Singapore: Singapore sovereign wealth fund Temasek Holdings Pte. Ltd recovered from most of its portfolio losses this year as markets rallied, saving its blushes after ill-timed exits from Wall Street banks and giving it firepower for new deals.
CEO Ho Ching said any dip in markets could be a buying opportunity for the $122 billion investment firm that is still open to buying financials and investing in emerging markets.
Temasek lost over an estimated $4 billion (Rs19,200 crores) on selling its stakes in Bank of America Inc. and Barclays Plc, but said it had benefited from investing in rights issues for its portfolio firms such as Standard Chartered Plc since these investments more than doubled by the end of July.
“We are in a very good cash position,” Ho said at Temasek’s annual review on Thursday. “We think there are lots of opportunities in (China and India) over the long-term.”
The review showed Temasek’s portfolio slumped S$55 billion or around 30% to S$130 billion in the year to end-March.

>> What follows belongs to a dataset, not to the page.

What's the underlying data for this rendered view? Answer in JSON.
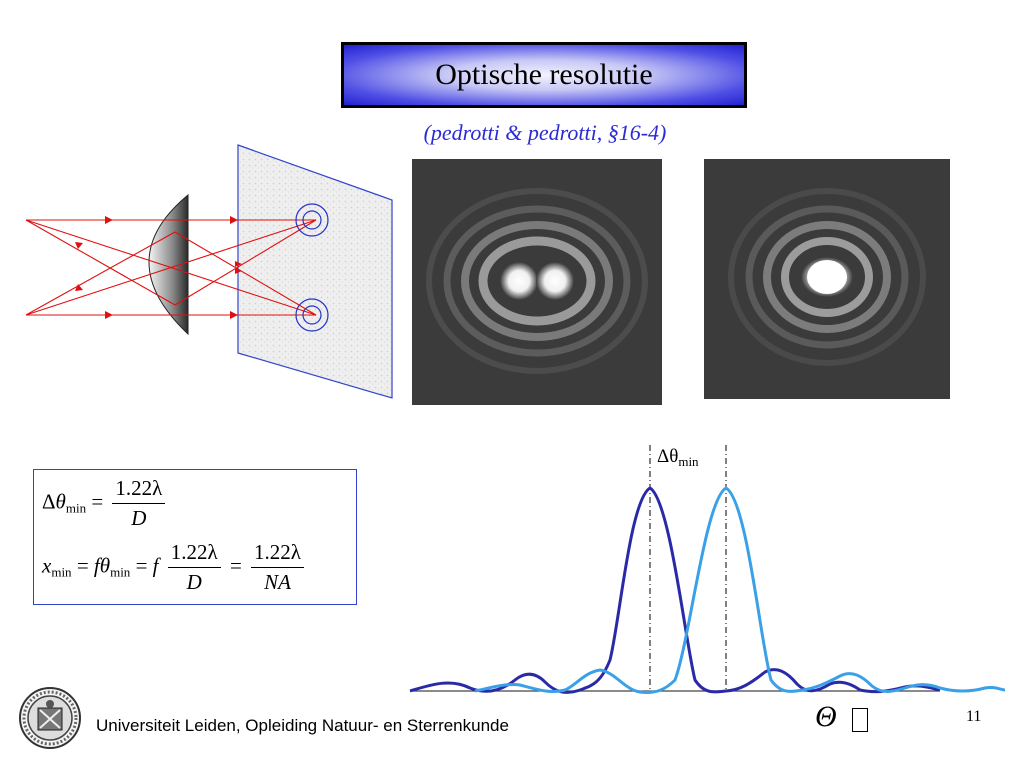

Its portfolio then rose 32% to S$172 billion by end-July, and its August performance was in line with market indexes, Ho said.
The firm’s value-at-risk was S$28 billion at the end of March, meaning it had a 16% probability it would lose that amount or more this financial year, down from a value-at-risk of S$40 billion a year earlier, the review said.

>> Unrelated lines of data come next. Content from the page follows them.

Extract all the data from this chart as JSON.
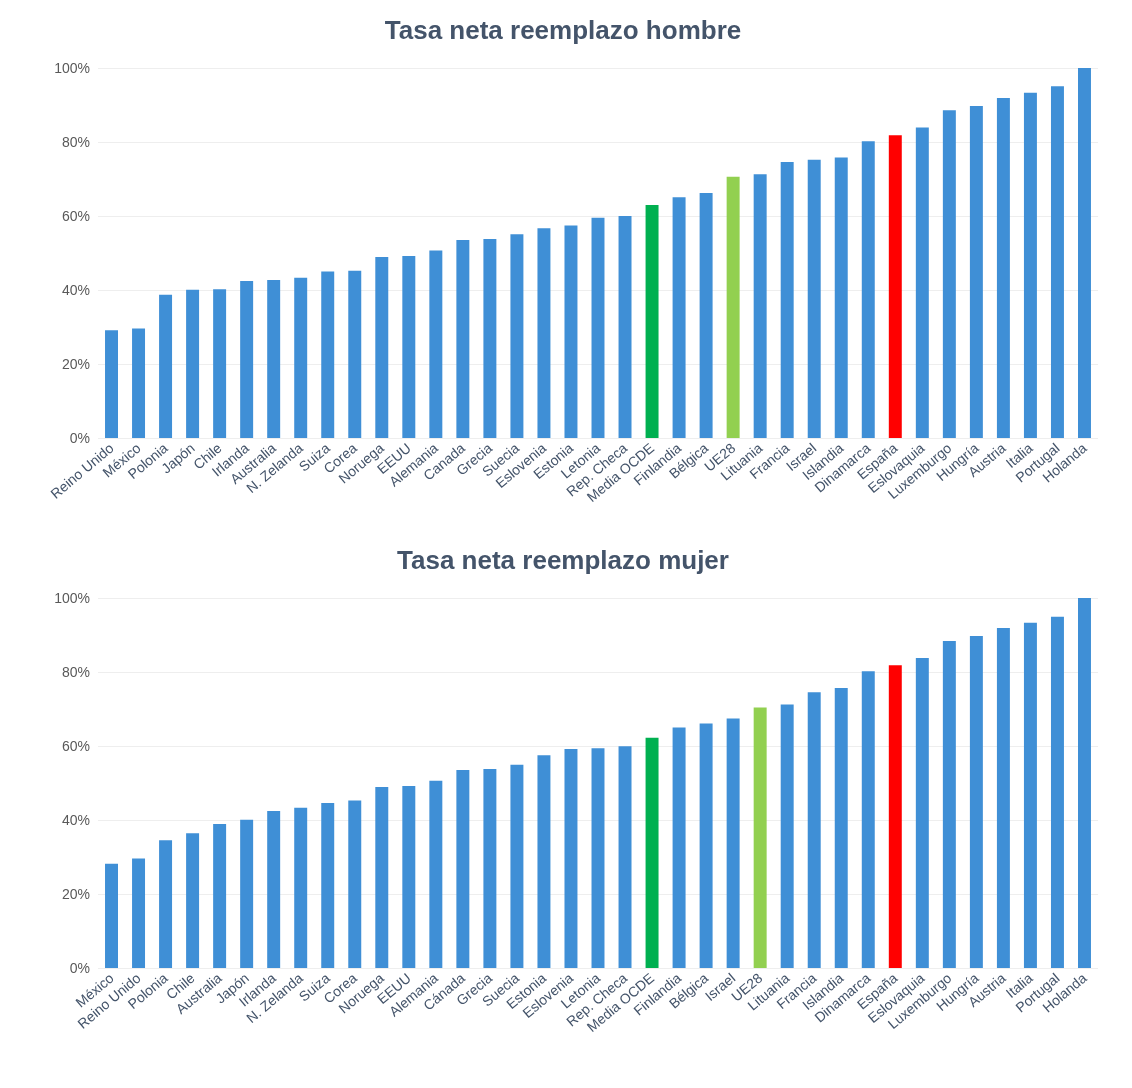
{
  "chart_data": [
    {
      "type": "bar",
      "title": "Tasa neta reemplazo hombre",
      "categories": [
        "Reino Unido",
        "México",
        "Polonia",
        "Japón",
        "Chile",
        "Irlanda",
        "Australia",
        "N. Zelanda",
        "Suiza",
        "Corea",
        "Noruega",
        "EEUU",
        "Alemania",
        "Canada",
        "Grecia",
        "Suecia",
        "Eslovenia",
        "Estonia",
        "Letonia",
        "Rep. Checa",
        "Media OCDE",
        "Finlandia",
        "Bélgica",
        "UE28",
        "Lituania",
        "Francia",
        "Israel",
        "Islandia",
        "Dinamarca",
        "España",
        "Eslovaquia",
        "Luxemburgo",
        "Hungría",
        "Austria",
        "Italia",
        "Portugal",
        "Holanda"
      ],
      "values": [
        29.1,
        29.6,
        38.7,
        40.1,
        40.2,
        42.4,
        42.7,
        43.3,
        45.0,
        45.2,
        48.9,
        49.2,
        50.7,
        53.5,
        53.8,
        55.1,
        56.7,
        57.4,
        59.5,
        60.0,
        63.0,
        65.1,
        66.2,
        70.6,
        71.3,
        74.6,
        75.2,
        75.8,
        80.2,
        81.8,
        83.9,
        88.6,
        89.7,
        91.9,
        93.3,
        95.1,
        100
      ],
      "colors": [
        "#3f8fd6",
        "#3f8fd6",
        "#3f8fd6",
        "#3f8fd6",
        "#3f8fd6",
        "#3f8fd6",
        "#3f8fd6",
        "#3f8fd6",
        "#3f8fd6",
        "#3f8fd6",
        "#3f8fd6",
        "#3f8fd6",
        "#3f8fd6",
        "#3f8fd6",
        "#3f8fd6",
        "#3f8fd6",
        "#3f8fd6",
        "#3f8fd6",
        "#3f8fd6",
        "#3f8fd6",
        "#00b050",
        "#3f8fd6",
        "#3f8fd6",
        "#92d050",
        "#3f8fd6",
        "#3f8fd6",
        "#3f8fd6",
        "#3f8fd6",
        "#3f8fd6",
        "#ff0000",
        "#3f8fd6",
        "#3f8fd6",
        "#3f8fd6",
        "#3f8fd6",
        "#3f8fd6",
        "#3f8fd6",
        "#3f8fd6"
      ],
      "ylim": [
        0,
        100
      ],
      "yticks": [
        {
          "value": 0,
          "label": "0%"
        },
        {
          "value": 20,
          "label": "20%"
        },
        {
          "value": 40,
          "label": "40%"
        },
        {
          "value": 60,
          "label": "60%"
        },
        {
          "value": 80,
          "label": "80%"
        },
        {
          "value": 100,
          "label": "100%"
        }
      ],
      "grid": "y"
    },
    {
      "type": "bar",
      "title": "Tasa neta reemplazo mujer",
      "categories": [
        "México",
        "Reino Unido",
        "Polonia",
        "Chile",
        "Australia",
        "Japón",
        "Irlanda",
        "N. Zelanda",
        "Suiza",
        "Corea",
        "Noruega",
        "EEUU",
        "Alemania",
        "Cánada",
        "Grecia",
        "Suecia",
        "Estonia",
        "Eslovenia",
        "Letonia",
        "Rep. Checa",
        "Media OCDE",
        "Finlandia",
        "Bélgica",
        "Israel",
        "UE28",
        "Lituania",
        "Francia",
        "Islandia",
        "Dinamarca",
        "España",
        "Eslovaquia",
        "Luxemburgo",
        "Hungría",
        "Austria",
        "Italia",
        "Portugal",
        "Holanda"
      ],
      "values": [
        28.2,
        29.6,
        34.5,
        36.4,
        38.9,
        40.1,
        42.4,
        43.3,
        44.6,
        45.3,
        48.9,
        49.2,
        50.6,
        53.5,
        53.8,
        54.9,
        57.5,
        59.2,
        59.4,
        59.9,
        62.2,
        65.0,
        66.1,
        67.4,
        70.4,
        71.2,
        74.5,
        75.7,
        80.2,
        81.8,
        83.8,
        88.4,
        89.7,
        91.9,
        93.3,
        94.9,
        100
      ],
      "colors": [
        "#3f8fd6",
        "#3f8fd6",
        "#3f8fd6",
        "#3f8fd6",
        "#3f8fd6",
        "#3f8fd6",
        "#3f8fd6",
        "#3f8fd6",
        "#3f8fd6",
        "#3f8fd6",
        "#3f8fd6",
        "#3f8fd6",
        "#3f8fd6",
        "#3f8fd6",
        "#3f8fd6",
        "#3f8fd6",
        "#3f8fd6",
        "#3f8fd6",
        "#3f8fd6",
        "#3f8fd6",
        "#00b050",
        "#3f8fd6",
        "#3f8fd6",
        "#3f8fd6",
        "#92d050",
        "#3f8fd6",
        "#3f8fd6",
        "#3f8fd6",
        "#3f8fd6",
        "#ff0000",
        "#3f8fd6",
        "#3f8fd6",
        "#3f8fd6",
        "#3f8fd6",
        "#3f8fd6",
        "#3f8fd6",
        "#3f8fd6"
      ],
      "ylim": [
        0,
        100
      ],
      "yticks": [
        {
          "value": 0,
          "label": "0%"
        },
        {
          "value": 20,
          "label": "20%"
        },
        {
          "value": 40,
          "label": "40%"
        },
        {
          "value": 60,
          "label": "60%"
        },
        {
          "value": 80,
          "label": "80%"
        },
        {
          "value": 100,
          "label": "100%"
        }
      ],
      "grid": "y"
    }
  ]
}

“We believe the worst of the global meltdown risks are behind us,” said Ho. “While there are some green shoots of growth, some structural risks still remain for the medium term,” she said.

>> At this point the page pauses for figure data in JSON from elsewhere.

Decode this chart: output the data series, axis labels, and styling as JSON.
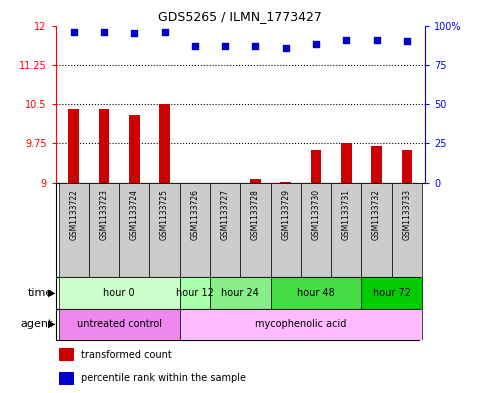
{
  "title": "GDS5265 / ILMN_1773427",
  "samples": [
    "GSM1133722",
    "GSM1133723",
    "GSM1133724",
    "GSM1133725",
    "GSM1133726",
    "GSM1133727",
    "GSM1133728",
    "GSM1133729",
    "GSM1133730",
    "GSM1133731",
    "GSM1133732",
    "GSM1133733"
  ],
  "bar_values": [
    10.4,
    10.4,
    10.3,
    10.5,
    9.0,
    9.0,
    9.07,
    9.01,
    9.62,
    9.75,
    9.7,
    9.62
  ],
  "scatter_values": [
    96,
    96,
    95,
    96,
    87,
    87,
    87,
    86,
    88,
    91,
    91,
    90
  ],
  "ylim_left": [
    9.0,
    12.0
  ],
  "ylim_right": [
    0,
    100
  ],
  "yticks_left": [
    9.0,
    9.75,
    10.5,
    11.25,
    12.0
  ],
  "ytick_labels_left": [
    "9",
    "9.75",
    "10.5",
    "11.25",
    "12"
  ],
  "yticks_right": [
    0,
    25,
    50,
    75,
    100
  ],
  "ytick_labels_right": [
    "0",
    "25",
    "50",
    "75",
    "100%"
  ],
  "hlines": [
    9.75,
    10.5,
    11.25
  ],
  "bar_color": "#cc0000",
  "scatter_color": "#0000cc",
  "bar_bottom": 9.0,
  "bar_width": 0.35,
  "time_groups": [
    {
      "label": "hour 0",
      "start": 0,
      "end": 3,
      "color": "#ccffcc"
    },
    {
      "label": "hour 12",
      "start": 4,
      "end": 4,
      "color": "#aaffaa"
    },
    {
      "label": "hour 24",
      "start": 5,
      "end": 6,
      "color": "#88ee88"
    },
    {
      "label": "hour 48",
      "start": 7,
      "end": 9,
      "color": "#44dd44"
    },
    {
      "label": "hour 72",
      "start": 10,
      "end": 11,
      "color": "#00cc00"
    }
  ],
  "agent_groups": [
    {
      "label": "untreated control",
      "start": 0,
      "end": 3,
      "color": "#ee88ee"
    },
    {
      "label": "mycophenolic acid",
      "start": 4,
      "end": 11,
      "color": "#ffbbff"
    }
  ],
  "legend_items": [
    {
      "label": "transformed count",
      "color": "#cc0000"
    },
    {
      "label": "percentile rank within the sample",
      "color": "#0000cc"
    }
  ],
  "sample_bg_color": "#cccccc",
  "plot_bg_color": "#ffffff",
  "spine_color": "#000000"
}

Temasek is Singapore’s second-biggest sovereign wealth fund after the Government of Singapore Investment Corp.
Ho, the wife of Singapore’s prime minister, said Temasek’s board would still search for her successor after CEO-designate and former BHP Billiton chief Chip Goodyear unexpectedly resigned in July over strategic differences.
“The big issue is new leadership. Strategy comes from the leadership. Until they sort out the issue of leadership, nobody is going to be clear what the strategy is,” said the head of a private equity firm in Singapore, who declined to be identified.
The investment company, whose sole shareholder is Singapore’s Ministry of Finance, said net profit for the financial year fell two-thirds to S$6.2 billion, as it was hit by losses on financial stocks and lower contributions from earnings by its portfolio firms such as DBS Group.
“Like investors everywhere they’re just relieved that the market pulled back from the brink,” said David Cohen of Action Economics in Singapore.
The role of sovereign wealth funds around the world, which oversee about $3 trillion in assets, changed from a key source of capital for struggling Western banks early in the crisis, to governments redeploying funds to stabilise home markets.
Temasek said in its annual review it had bought a 19.5% stake in South Korea’s ENK, a supplier of cylinders for compressed natural gas, and 15.4 % of Brazil oilfield services firm San Antonio International.
Nopporn Wong-Anan and Brenda Goh contributed to this story.